As might have been expected, the record retains the distinctive lo-fi synths and club beats. It is identifiably a Crystal Castles album from the moment the distorted moans and weighty kicks of ‘Plague’ enter your ears. But the track is also a perfect example of the way that in attempting to modify their sound, the duo have robbed it of almost everything that made it exciting. The irresistible melodies are largely gone in favour of the throb of side-chained compression (for more, see Eric Prydz’s ‘Call on Me’). Glass’s vocals are uninspired, and too masked in reverb to really assert themselves. It positively plods for nigh-on five minutes.

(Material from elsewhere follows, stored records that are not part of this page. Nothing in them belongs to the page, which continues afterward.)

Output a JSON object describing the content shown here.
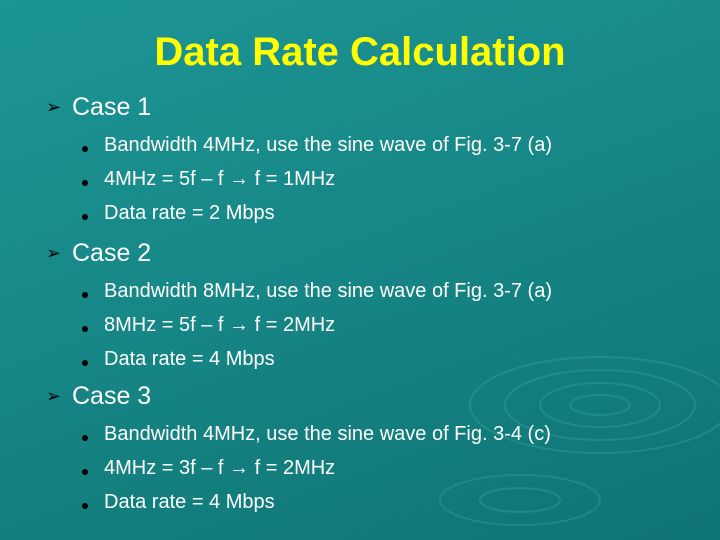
{
  "title": "Data Rate Calculation",
  "sections": [
    {
      "heading": "Case 1",
      "bullets": [
        "Bandwidth 4MHz, use the sine wave of Fig. 3-7 (a)",
        "4MHz = 5f – f → f = 1MHz",
        "Data rate = 2 Mbps"
      ]
    },
    {
      "heading": "Case 2",
      "bullets": [
        "Bandwidth 8MHz, use the sine wave of Fig. 3-7 (a)",
        "8MHz = 5f – f → f = 2MHz",
        "Data rate = 4 Mbps"
      ]
    },
    {
      "heading": "Case 3",
      "bullets": [
        "Bandwidth 4MHz, use the sine wave of Fig. 3-4 (c)",
        "4MHz = 3f – f → f = 2MHz",
        "Data rate = 4 Mbps"
      ]
    }
  ]
}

“I didn’t think I could lose faith in humanity any more than I already had,” Glass said in a recent interview about the album with NME, and this sheds a bit of light on the record’s lack of cohesion. Songs like ‘Wrath of God’, with its overly twee intro subsumed by paranoia, feels constructed to convey disillusionment by being unsettling, lacking the deftness and immaculate timing of, say, II‘s ‘Celestica’. They have given up hope, and with it any hint of a catchy hook.
There are a few redeeming tracks, but they are exceptional. ‘Violent Youth’ recaptures something of the naturally edgy euphoria of the previous release, and its alluring outro adds some variation to the otherwise insipid track structures. The angelic closer ‘Child I Will Hurt You’ is a complete departure from the rest of the record. Its faintly discordant arpeggios weave together with Glass’s airy vocals to create a tone more inviting than anything else they’re written, and it disappears in a wisp. But when she coos “have you been entertained?” it draws attention to the discrepancy between this and the previous tracks, what the album is and what it could have been.
Crystal Castles have never been particularly subtle, but this is exposed here in their attempt to cultivate a more intricate atmosphere than the oscillation between the angry and the ethereal on I and II. The sound is close enough to their previous work to ask to be compared with it, yet they’ve meddled with the equation sufficiently that it no longer works, depriving it of the blind wildness and pop immediacy that made their simple songs so compelling.